JV – Le développement d’une hydrologie spatiale opérationnelle en est à ses prémisses mais il y a une vraie ambition à cet égard afin de produire en temps quasi-réel des paramètres hydrologiques (tels que les débits des fleuves d’application évidente pour les installations hydroélectriques mais aussi pour la gestion des risques tels que les inondations et pour bien d’autres usages) sur l’ensemble de la planète.

Ocean Next est totalement engagé dans cette voie et travaille notamment sur la transformation des données satellitaires brutes, surtout altimétriques, en produits de cette nature. Il ne fait pas de doute qu’à brève échéance ceci va intéresser les opérateurs d’énergie renouvelable fluviale et estuarienne surtout dans les régions où peu de données in situ existent et où l’apport du spatial est crucial.

Est-ce adaptable pour les hydroliennes marines … ?

JV – Les EMR sont directement concernées par cela. Les simulations numériques réalistes à haute résolution (telles que celles que nous réalisons à Ocean Next) sont des outils directement utilisables pour contribuer à l’estimation des potentiels d’énergie cinétique de la marée ou l’implantation de champs d’hydroliennes.

Toutefois, elles ne peuvent pas contribuer à la nécessaire modélisation fine des variations des forçages dans la tranche d’eau (cisaillements dus à la houle, turbulences,…) indispensables pour le dimensionnement des machines (pales notamment).

Par contre, les contributions spatiales à l’observation et à la prévision des états de mer (en lien étroit avec les services météorologiques) sont essentielles pour le développement de l’éolien en mer (posé et d’autant plus pour le flottant), mais aussi pour les autres filières à venir comme l’énergie de la houle et l’ETM, flottant essentiellement. 

Comment conciliez-vous le partage de connaissance en accès libre et obligation de rentabilité avec votre entreprise ?

JV – Dans le cas d’Ocean Next, votre question peut être prise inversée : A bien des égards nous obtenons certains contrats parce les donneurs d’ordre savent que nous sommes pour un accès libre et que notre responsabilité est la même que celle des chercheurs académiques qui publient, partagent leurs résultats et leurs travaux, et proposent souvent leurs logiciels en accès libre.

Néanmoins, il y a des questions de propriété intellectuelle qui se posent souvent et pas seulement pour les entreprises. Les agences spatiales par exemple et les organismes publics sont directement concernés par cela.

J’aurai envie de dire que l’accès libre correspond à notre éthique profonde et est aussi une opportunité pour notre entreprise.

Dans votre livre paru chez Chroniques sociales, un chapitre est consacré aux nouvelles dimensions qui transforment la politique, notamment les mutations technologiques et ses implications économiques publiques et privées. L’irruption des énergies renouvelables de la mer en font partie et l’économie maritime semble subir une révolution.
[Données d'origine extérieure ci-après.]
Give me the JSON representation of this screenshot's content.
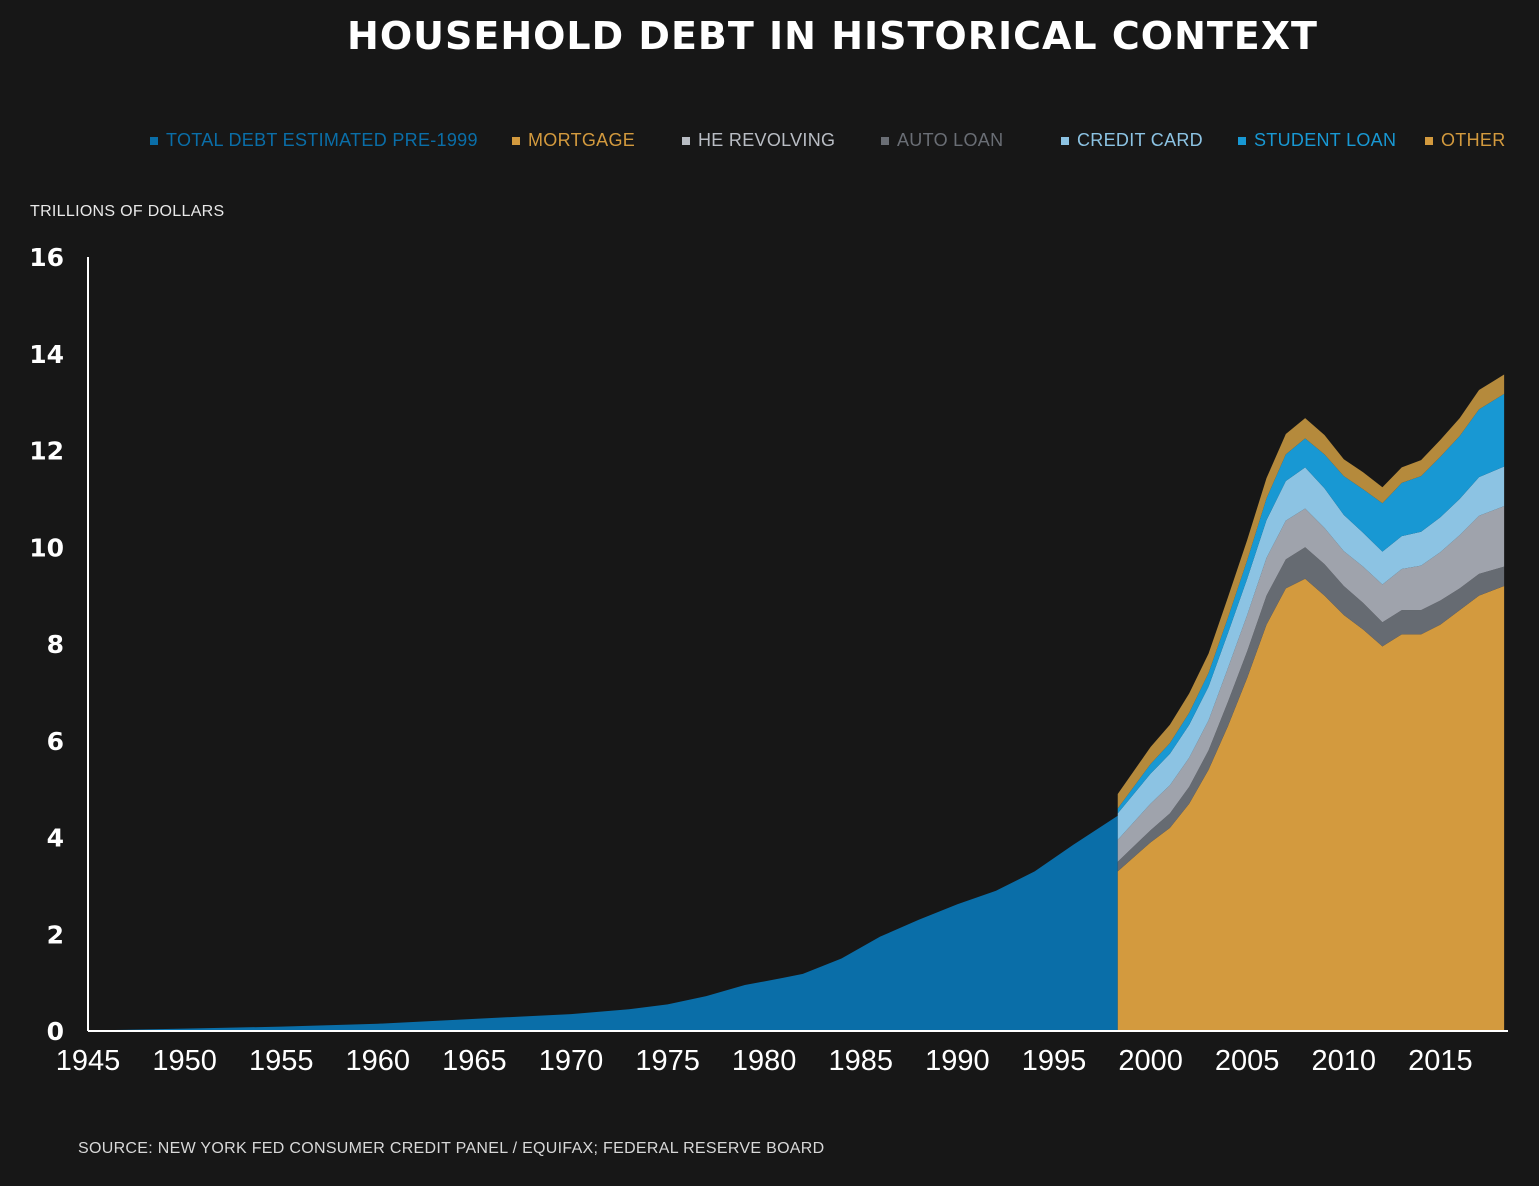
{
  "chart_data": {
    "type": "area",
    "title": "HOUSEHOLD DEBT IN HISTORICAL CONTEXT",
    "ylabel": "TRILLIONS OF DOLLARS",
    "xlabel": "",
    "source": "SOURCE: NEW YORK FED CONSUMER CREDIT PANEL / EQUIFAX; FEDERAL RESERVE BOARD",
    "xlim": [
      1945,
      2018.5
    ],
    "ylim": [
      0,
      16
    ],
    "x_ticks": [
      "1945",
      "1950",
      "1955",
      "1960",
      "1965",
      "1970",
      "1975",
      "1980",
      "1985",
      "1990",
      "1995",
      "2000",
      "2005",
      "2010",
      "2015"
    ],
    "y_ticks": [
      "0",
      "2",
      "4",
      "6",
      "8",
      "10",
      "12",
      "14",
      "16"
    ],
    "grid": false,
    "legend_position": "top",
    "legend": [
      {
        "label": "TOTAL DEBT ESTIMATED PRE-1999",
        "color": "#0a6ea8"
      },
      {
        "label": "MORTGAGE",
        "color": "#d39a3e"
      },
      {
        "label": "HE REVOLVING",
        "color": "#666b72"
      },
      {
        "label": "AUTO LOAN",
        "color": "#9fa3ac"
      },
      {
        "label": "CREDIT CARD",
        "color": "#8cc3e3"
      },
      {
        "label": "STUDENT LOAN",
        "color": "#1898d3"
      },
      {
        "label": "OTHER",
        "color": "#b58a3c"
      }
    ],
    "pre_1999": {
      "name": "TOTAL DEBT ESTIMATED PRE-1999",
      "color": "#0a6ea8",
      "x": [
        1945,
        1950,
        1955,
        1960,
        1965,
        1970,
        1973,
        1975,
        1977,
        1979,
        1981,
        1982,
        1984,
        1986,
        1988,
        1990,
        1992,
        1994,
        1996,
        1998.3
      ],
      "values": [
        0.01,
        0.05,
        0.09,
        0.15,
        0.25,
        0.35,
        0.45,
        0.55,
        0.72,
        0.95,
        1.1,
        1.18,
        1.5,
        1.95,
        2.3,
        2.62,
        2.9,
        3.3,
        3.85,
        4.45
      ]
    },
    "stacked": {
      "x": [
        1998.3,
        2000,
        2001,
        2002,
        2003,
        2004,
        2005,
        2006,
        2007,
        2008,
        2009,
        2010,
        2011,
        2012,
        2013,
        2014,
        2015,
        2016,
        2017,
        2018.3
      ],
      "series": [
        {
          "name": "MORTGAGE",
          "color": "#d39a3e",
          "values": [
            3.3,
            3.9,
            4.2,
            4.7,
            5.4,
            6.3,
            7.3,
            8.4,
            9.15,
            9.35,
            9.0,
            8.6,
            8.3,
            7.95,
            8.2,
            8.2,
            8.4,
            8.7,
            9.0,
            9.2
          ]
        },
        {
          "name": "HE REVOLVING",
          "color": "#666b72",
          "values": [
            0.2,
            0.25,
            0.3,
            0.35,
            0.4,
            0.5,
            0.55,
            0.6,
            0.6,
            0.65,
            0.65,
            0.6,
            0.55,
            0.5,
            0.5,
            0.5,
            0.5,
            0.45,
            0.45,
            0.4
          ]
        },
        {
          "name": "AUTO LOAN",
          "color": "#9fa3ac",
          "values": [
            0.45,
            0.55,
            0.58,
            0.6,
            0.62,
            0.7,
            0.75,
            0.78,
            0.8,
            0.8,
            0.75,
            0.72,
            0.75,
            0.78,
            0.85,
            0.92,
            1.0,
            1.1,
            1.2,
            1.25
          ]
        },
        {
          "name": "CREDIT CARD",
          "color": "#8cc3e3",
          "values": [
            0.55,
            0.62,
            0.65,
            0.68,
            0.7,
            0.72,
            0.75,
            0.78,
            0.82,
            0.85,
            0.82,
            0.75,
            0.7,
            0.68,
            0.68,
            0.7,
            0.72,
            0.75,
            0.8,
            0.82
          ]
        },
        {
          "name": "STUDENT LOAN",
          "color": "#1898d3",
          "values": [
            0.1,
            0.2,
            0.22,
            0.25,
            0.28,
            0.32,
            0.38,
            0.45,
            0.55,
            0.6,
            0.7,
            0.8,
            0.9,
            1.0,
            1.1,
            1.15,
            1.25,
            1.3,
            1.4,
            1.5
          ]
        },
        {
          "name": "OTHER",
          "color": "#b58a3c",
          "values": [
            0.3,
            0.35,
            0.38,
            0.4,
            0.4,
            0.42,
            0.42,
            0.42,
            0.42,
            0.42,
            0.4,
            0.35,
            0.35,
            0.33,
            0.32,
            0.33,
            0.35,
            0.37,
            0.4,
            0.4
          ]
        }
      ]
    }
  }
}
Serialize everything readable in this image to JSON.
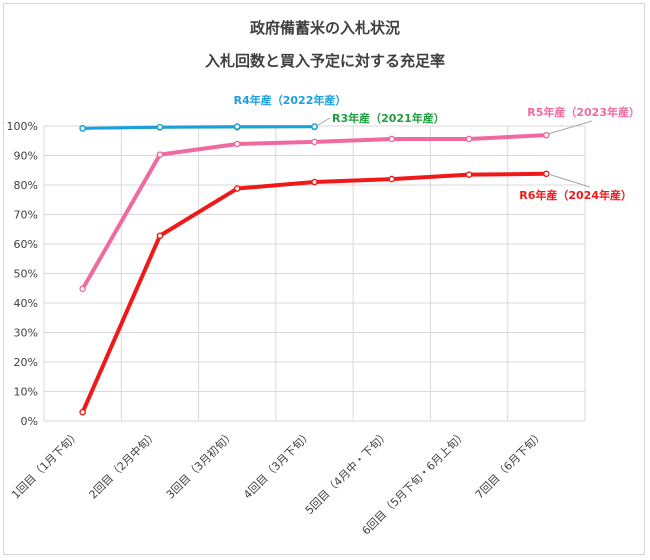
{
  "colors": {
    "r4": "#1aa0e0",
    "r3": "#1e9e3e",
    "r5": "#f06aa0",
    "r6": "#f01818",
    "grid": "#d9d9d9",
    "leader": "#a6a6a6"
  },
  "chart_data": {
    "type": "line",
    "title": "政府備蓄米の入札状況",
    "subtitle": "入札回数と買入予定に対する充足率",
    "xlabel": "",
    "ylabel": "",
    "ylim": [
      0,
      100
    ],
    "grid": true,
    "categories": [
      "1回目（1月下旬）",
      "2回目（2月中旬）",
      "3回目（3月初旬）",
      "4回目（3月下旬）",
      "5回目（4月中・下旬）",
      "6回目（5月下旬・6月上旬）",
      "7回目（6月下旬）"
    ],
    "y_ticks": [
      "0%",
      "10%",
      "20%",
      "30%",
      "40%",
      "50%",
      "60%",
      "70%",
      "80%",
      "90%",
      "100%"
    ],
    "series": [
      {
        "name": "R4年産（2022年産）",
        "key": "r4",
        "values": [
          99.2,
          99.6,
          99.8,
          99.8,
          null,
          null,
          null
        ]
      },
      {
        "name": "R3年産（2021年産）",
        "key": "r3",
        "values": [
          99.2,
          99.5,
          99.6,
          99.7,
          null,
          null,
          null
        ]
      },
      {
        "name": "R5年産（2023年産）",
        "key": "r5",
        "values": [
          44.8,
          90.3,
          93.9,
          94.6,
          95.6,
          95.6,
          96.9
        ]
      },
      {
        "name": "R6年産（2024年産）",
        "key": "r6",
        "values": [
          3.0,
          62.8,
          78.8,
          81.0,
          82.0,
          83.5,
          83.8
        ]
      }
    ]
  }
}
JV – Un des messages que j’essaie de faire passer dans mon livre est que le changement climatique est une question de développement humain et qu’il nous parle de toutes les facettes de notre réalité d’être humain, donc entre autres de notre rapport à l’énergie, mais pas seulement et loin s’en faut.

Donc, il serait réducteur de ne regarder la question actuelle des changements globaux, climatiques et environnementaux que sous l’angle de l’énergie. Ne lire l’état du monde d’aujourd’hui et de demain, que sous l’angle du CO2 rejeté dans l’atmosphère me parait une piste trop partielle.

Ce n’est pas seulement en décarbonant l’économie que l’on va résoudre tous les problèmes qui se posent à la planète aujourd’hui, mais bien sûr c’est extrêmement important de limiter les émissions de CO2 et les énergies renouvelables ont un gros potentiel à cet égard.